As Big Data Plateaus, Data Science Education Grows
gthuang88 writes: Even as the hype around big data has died down, opportunities for data scientists are expanding. Johns Hopkins, NYU, and MIT are among the schools offering courses in data science, and IBM and other big companies are investing heavily in training programs. Now a startup called DataCamp has raised $1 million to expand online courses in R programming, Apache Spark, and other topics. The deal speaks to the opportunity that venture capitalists see in training the next generation of data scientists and business analysts. It also shows online education is specializing beyond platforms like Codecademy, Coursera, and Udacity.
Much more an engineering discipline than a science.
"Data Science"? Why the fuck isn't it just called "Statistics", like it has been for centuries?
WTF and when i click the link nothing happens. Also when I do a search from the page of a single story and not the front page nothing happens except that single story just reloading. I feel like there's literally no one left at Slashdot offices just a bunch of Dice shmucks who check in once a week to fuck things up at this site little by little. After Beta failed they just fired everyone and decided to just come in every now and then and ruin the classic UI slowly enough the resistance is too small to cause a big enough uproar. Dice, you suck.
The issue is that if you massage the numbers hard enough they'll say whatever you want. And often what is being done to them is so complicated that it is hard for anyone that isn't very familiar with the specific algorithms to even know what happened.
A big issue here is that it is very hard to audit this sort of science and if you are inclined to sensationalize your paper or make it appear more interesting than it would otherwise... it doesn't appear to be hard to do.
What I hope comes out of this education is clever young people that will hold their peers to reasonable standards and know the math well enough to spot nonsense when they see it.

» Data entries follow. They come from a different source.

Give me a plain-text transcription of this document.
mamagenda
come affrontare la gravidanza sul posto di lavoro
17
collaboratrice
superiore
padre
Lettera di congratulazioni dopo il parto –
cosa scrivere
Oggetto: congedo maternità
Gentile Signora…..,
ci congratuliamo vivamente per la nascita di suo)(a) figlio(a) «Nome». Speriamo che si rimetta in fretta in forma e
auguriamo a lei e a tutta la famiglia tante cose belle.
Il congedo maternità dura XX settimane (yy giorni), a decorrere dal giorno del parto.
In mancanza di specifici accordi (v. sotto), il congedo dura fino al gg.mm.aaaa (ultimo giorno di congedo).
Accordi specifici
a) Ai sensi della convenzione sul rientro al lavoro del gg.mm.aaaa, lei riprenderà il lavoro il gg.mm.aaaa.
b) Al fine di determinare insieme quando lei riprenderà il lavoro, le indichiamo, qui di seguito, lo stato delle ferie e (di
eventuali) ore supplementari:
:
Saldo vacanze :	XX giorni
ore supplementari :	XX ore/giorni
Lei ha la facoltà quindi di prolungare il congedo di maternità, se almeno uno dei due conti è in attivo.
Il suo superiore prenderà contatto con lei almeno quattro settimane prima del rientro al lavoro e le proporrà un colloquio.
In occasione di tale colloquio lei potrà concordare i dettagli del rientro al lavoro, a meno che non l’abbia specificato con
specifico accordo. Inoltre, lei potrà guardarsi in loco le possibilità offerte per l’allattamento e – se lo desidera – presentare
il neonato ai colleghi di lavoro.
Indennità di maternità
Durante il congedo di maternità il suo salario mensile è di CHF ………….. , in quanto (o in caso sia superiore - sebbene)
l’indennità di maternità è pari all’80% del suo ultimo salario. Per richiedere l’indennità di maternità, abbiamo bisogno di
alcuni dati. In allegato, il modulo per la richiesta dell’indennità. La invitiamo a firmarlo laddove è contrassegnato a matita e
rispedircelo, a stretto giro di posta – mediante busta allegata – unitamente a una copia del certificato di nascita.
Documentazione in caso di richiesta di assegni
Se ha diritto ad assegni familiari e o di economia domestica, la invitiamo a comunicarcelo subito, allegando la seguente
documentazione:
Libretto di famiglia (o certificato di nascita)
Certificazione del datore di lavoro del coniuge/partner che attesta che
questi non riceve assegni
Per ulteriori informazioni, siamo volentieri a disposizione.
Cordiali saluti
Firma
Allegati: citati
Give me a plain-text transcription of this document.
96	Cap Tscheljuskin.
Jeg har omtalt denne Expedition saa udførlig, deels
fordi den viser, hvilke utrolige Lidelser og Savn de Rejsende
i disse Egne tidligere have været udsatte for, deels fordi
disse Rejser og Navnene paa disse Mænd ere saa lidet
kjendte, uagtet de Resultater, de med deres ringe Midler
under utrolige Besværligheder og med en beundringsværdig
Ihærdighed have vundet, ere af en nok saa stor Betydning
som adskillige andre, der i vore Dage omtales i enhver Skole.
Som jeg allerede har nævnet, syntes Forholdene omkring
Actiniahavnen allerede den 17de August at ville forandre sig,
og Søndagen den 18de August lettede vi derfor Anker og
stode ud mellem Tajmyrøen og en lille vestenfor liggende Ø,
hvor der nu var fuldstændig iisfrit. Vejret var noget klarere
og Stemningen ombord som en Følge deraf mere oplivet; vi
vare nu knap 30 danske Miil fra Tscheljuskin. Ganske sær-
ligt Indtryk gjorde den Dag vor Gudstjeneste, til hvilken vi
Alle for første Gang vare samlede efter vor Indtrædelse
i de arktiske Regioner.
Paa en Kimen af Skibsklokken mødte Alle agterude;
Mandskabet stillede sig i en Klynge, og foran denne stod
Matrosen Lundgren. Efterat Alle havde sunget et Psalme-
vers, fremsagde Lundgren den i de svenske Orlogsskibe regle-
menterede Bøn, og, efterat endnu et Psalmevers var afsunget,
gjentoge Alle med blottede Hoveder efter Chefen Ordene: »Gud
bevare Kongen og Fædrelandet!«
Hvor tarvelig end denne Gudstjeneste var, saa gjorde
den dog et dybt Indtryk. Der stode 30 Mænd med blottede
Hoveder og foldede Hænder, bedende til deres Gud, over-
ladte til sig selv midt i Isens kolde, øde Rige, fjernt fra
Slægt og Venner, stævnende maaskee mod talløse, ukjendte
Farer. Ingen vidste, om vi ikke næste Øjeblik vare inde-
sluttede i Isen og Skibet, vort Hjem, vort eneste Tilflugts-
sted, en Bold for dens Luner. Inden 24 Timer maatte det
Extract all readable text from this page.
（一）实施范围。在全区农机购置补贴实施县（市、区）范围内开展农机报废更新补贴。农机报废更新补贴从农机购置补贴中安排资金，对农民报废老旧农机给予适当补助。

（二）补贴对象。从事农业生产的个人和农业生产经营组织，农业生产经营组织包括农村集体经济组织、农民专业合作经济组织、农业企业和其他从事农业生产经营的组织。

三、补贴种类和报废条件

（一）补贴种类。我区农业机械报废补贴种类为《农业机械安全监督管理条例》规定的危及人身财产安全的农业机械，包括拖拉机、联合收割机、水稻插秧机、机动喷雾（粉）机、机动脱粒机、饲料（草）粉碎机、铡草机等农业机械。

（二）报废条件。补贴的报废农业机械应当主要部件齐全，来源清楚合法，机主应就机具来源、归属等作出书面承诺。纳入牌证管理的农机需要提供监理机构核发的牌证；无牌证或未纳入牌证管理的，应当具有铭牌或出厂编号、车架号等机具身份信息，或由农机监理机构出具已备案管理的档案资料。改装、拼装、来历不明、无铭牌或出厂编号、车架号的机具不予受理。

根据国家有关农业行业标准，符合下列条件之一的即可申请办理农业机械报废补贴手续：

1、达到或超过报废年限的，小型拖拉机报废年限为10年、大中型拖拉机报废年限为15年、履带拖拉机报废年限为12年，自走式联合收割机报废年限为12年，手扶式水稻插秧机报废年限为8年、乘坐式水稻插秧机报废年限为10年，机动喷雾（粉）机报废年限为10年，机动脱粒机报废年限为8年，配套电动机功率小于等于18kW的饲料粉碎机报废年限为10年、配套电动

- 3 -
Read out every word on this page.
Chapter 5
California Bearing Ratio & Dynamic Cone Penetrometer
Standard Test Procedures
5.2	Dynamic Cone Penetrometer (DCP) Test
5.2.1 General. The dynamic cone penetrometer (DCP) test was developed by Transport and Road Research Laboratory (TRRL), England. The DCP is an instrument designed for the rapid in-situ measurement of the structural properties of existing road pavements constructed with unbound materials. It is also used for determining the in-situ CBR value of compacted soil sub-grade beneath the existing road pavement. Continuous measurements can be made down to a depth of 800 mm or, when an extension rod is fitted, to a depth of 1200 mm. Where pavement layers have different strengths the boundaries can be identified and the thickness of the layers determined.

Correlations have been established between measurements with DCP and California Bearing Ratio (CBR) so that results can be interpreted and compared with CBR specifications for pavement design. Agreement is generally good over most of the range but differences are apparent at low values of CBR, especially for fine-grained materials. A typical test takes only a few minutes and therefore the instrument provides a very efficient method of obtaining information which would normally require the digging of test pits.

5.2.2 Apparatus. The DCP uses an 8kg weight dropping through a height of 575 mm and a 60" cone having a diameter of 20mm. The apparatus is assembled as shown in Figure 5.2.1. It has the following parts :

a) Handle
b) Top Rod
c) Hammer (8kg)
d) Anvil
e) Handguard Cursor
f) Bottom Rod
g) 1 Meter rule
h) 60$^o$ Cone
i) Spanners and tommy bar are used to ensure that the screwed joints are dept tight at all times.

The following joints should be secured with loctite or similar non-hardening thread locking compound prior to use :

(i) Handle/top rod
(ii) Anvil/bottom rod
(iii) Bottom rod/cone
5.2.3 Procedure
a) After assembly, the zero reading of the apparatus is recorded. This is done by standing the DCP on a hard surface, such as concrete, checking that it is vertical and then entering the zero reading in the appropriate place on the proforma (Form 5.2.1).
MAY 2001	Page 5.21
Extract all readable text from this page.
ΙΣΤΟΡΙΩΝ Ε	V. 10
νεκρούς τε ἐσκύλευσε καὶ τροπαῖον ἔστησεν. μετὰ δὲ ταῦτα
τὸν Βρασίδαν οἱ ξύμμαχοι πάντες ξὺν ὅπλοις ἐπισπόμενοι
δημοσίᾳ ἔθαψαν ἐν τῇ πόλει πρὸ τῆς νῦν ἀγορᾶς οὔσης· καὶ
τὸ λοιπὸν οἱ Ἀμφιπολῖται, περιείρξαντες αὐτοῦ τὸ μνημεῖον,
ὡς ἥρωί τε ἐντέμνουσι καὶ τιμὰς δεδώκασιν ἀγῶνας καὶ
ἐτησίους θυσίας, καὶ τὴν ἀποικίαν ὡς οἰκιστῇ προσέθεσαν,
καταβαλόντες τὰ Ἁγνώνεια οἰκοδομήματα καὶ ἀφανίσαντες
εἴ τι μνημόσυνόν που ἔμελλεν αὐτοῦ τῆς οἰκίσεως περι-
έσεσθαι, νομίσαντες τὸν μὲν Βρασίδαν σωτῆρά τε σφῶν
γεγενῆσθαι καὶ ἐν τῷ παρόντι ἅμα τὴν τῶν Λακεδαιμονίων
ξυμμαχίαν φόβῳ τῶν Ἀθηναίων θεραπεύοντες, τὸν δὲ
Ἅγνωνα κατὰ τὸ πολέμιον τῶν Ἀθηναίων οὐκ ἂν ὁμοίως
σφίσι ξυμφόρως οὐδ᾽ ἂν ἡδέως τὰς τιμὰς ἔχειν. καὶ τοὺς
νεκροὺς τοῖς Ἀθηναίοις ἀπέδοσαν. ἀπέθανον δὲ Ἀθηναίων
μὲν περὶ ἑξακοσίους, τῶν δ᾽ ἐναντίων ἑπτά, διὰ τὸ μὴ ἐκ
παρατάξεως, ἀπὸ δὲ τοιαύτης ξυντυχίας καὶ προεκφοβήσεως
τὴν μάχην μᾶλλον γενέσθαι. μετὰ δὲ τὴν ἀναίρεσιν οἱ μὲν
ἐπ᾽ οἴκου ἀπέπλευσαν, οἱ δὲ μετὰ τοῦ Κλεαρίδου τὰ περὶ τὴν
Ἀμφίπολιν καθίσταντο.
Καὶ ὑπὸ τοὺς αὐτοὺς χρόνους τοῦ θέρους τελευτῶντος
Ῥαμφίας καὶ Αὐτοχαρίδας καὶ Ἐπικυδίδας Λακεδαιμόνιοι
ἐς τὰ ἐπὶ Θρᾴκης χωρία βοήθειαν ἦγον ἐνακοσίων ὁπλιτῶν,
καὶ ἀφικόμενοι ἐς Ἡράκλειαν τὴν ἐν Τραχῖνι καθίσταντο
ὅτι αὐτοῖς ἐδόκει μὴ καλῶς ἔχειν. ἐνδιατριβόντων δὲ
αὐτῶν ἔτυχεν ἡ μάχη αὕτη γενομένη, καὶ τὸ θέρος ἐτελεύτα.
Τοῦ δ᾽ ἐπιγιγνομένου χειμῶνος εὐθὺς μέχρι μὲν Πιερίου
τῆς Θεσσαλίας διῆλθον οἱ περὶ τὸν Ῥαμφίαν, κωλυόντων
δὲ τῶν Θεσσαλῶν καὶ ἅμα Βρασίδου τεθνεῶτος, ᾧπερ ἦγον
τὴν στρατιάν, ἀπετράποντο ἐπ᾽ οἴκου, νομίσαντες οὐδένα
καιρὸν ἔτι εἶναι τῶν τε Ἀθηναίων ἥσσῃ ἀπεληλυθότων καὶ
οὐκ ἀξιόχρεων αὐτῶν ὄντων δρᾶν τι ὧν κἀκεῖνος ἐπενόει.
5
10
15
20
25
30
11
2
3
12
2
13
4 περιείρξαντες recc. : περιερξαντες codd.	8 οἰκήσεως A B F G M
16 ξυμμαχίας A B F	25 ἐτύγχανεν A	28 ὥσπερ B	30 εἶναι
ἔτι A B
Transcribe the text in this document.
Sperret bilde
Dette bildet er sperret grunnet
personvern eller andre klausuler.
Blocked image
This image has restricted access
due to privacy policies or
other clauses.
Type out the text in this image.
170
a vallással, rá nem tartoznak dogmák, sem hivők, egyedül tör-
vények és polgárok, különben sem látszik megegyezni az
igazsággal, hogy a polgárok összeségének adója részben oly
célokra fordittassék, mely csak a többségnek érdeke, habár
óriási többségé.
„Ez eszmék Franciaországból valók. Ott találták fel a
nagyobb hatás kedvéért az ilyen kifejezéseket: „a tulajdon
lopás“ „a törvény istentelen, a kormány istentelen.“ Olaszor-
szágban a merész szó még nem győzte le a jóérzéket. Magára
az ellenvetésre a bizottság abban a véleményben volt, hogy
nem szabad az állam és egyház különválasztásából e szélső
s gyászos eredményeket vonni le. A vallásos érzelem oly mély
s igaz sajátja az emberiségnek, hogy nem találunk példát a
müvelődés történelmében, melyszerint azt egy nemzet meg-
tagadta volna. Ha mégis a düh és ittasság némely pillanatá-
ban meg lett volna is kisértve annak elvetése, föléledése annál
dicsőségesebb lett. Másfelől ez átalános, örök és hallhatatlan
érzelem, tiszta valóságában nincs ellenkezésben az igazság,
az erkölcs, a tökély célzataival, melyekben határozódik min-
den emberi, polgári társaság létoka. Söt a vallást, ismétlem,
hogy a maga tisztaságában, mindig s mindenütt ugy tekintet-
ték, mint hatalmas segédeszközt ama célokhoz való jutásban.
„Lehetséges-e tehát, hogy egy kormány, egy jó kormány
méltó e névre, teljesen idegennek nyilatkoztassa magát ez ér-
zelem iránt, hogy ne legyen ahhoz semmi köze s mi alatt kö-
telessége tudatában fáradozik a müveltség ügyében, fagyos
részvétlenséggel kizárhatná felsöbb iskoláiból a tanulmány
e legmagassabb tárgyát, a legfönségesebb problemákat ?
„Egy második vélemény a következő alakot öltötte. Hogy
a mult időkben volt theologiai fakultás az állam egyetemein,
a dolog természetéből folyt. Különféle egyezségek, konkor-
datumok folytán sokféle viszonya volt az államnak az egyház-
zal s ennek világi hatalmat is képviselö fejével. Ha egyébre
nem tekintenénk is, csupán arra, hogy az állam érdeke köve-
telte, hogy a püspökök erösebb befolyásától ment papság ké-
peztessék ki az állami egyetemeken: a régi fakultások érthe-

I've decided to stop wasting my time responding to AC trolls/sockpuppets... so if you want a response from me... login.
If a field has the word "science" in the title, it's probably not science.
Is it just me or does the title read like a scholarship from Pfizer?
I agree, and think you articulated it well. There is too much abuse of data, often but not always unintentional. Better education in how to work with data should be a good thing. Even in base curricula, not just science.
There's no point in learning R if you don't have a solid background in statistics.
" IBM... ...investing heavily in training programs"
Forgive my cynicism, but that doesn't sound like the IBM I know.
Fortunately then for me that I graduated in "Informatics", not in "Computer Science". Of course, all you people in the English-speaking countries are screwed...
Most ACs are not even worth the keystrokes to insult them. Be generically insulted by this and ignored otherwise.
I say it every time... Data Scientists are this bubble's Web Masters.
While I think this has changed over time, initially I think some statisticians were suspicious of techniques coming out of computer science, e.g. SVMs. And still, machine learning is a rather niche field of statistics that requires a fluency in CS that many statisticians don't have (or need). Check out this discussion.
Of course there are some statisticians who are also good CS people (think Trevor Hastie and Rob Tibshirani). And a lot of stats people have great domain knowledge in their areas. But I think "data science" is supposed to be the combination of stats, CS, practical programming ability (e.g., cleaning and manipulating large datasets, which is definitely not part of traditional CS or stats education), ability to communicate results effectively, maybe throw in some visualization, knowledge of how to query databases, and domain knowledge to interpret what data mean. Also, some types of data (e.g. text with the aim of NLP) are pretty infrequently touched upon in stats education.
That said, I get the sense that a lot of places looking for "data scientists" are actually just looking for business intelligence people.
"Anyone who [rips a CD] is probably engaging in copyright infringement." - David O. Carson
It's catchy and bright, if one's not uptight,
To catch up on news with a poetical muse.
No?
(crickets)
(goes away and sulks in corner)
File under 'M' for 'Manic ranting'
Yes, and if America can produce enough data scientists, you don't have to H1B-hire SAP "consultants" (shoot me please for saying that) from India.
It's a win(Americans)-lose(SAP(German company))-lose(Indian consultants) situation. :)
Just another example of yesterday's hot skill becoming today's commodity skill with a glut of "coders" who can do it.
I actually did the Coursera things from JHU (auditing Stanford, eyeballing U of I) because I wanted to do things w/ text cheaply (not NLP necessarily, textual analysis dates to either the Babylonian Captivity or the Council of Nicea in 325 a.d., or maybe earlier.)
Big strength of the online courses was you got to see what languages people are using. JHU it was R, Stanford had Octave, UofI had no programming, though a few in the forums were swapping Java/scala/Python.
While bogus data stuff flourishes, especially in politics, I was offered a job when I called up my local police department, asking for crime stats to use in a final project, and they were very aggressive in trying to get me, so I'm not sure the hype has gone out quite yet.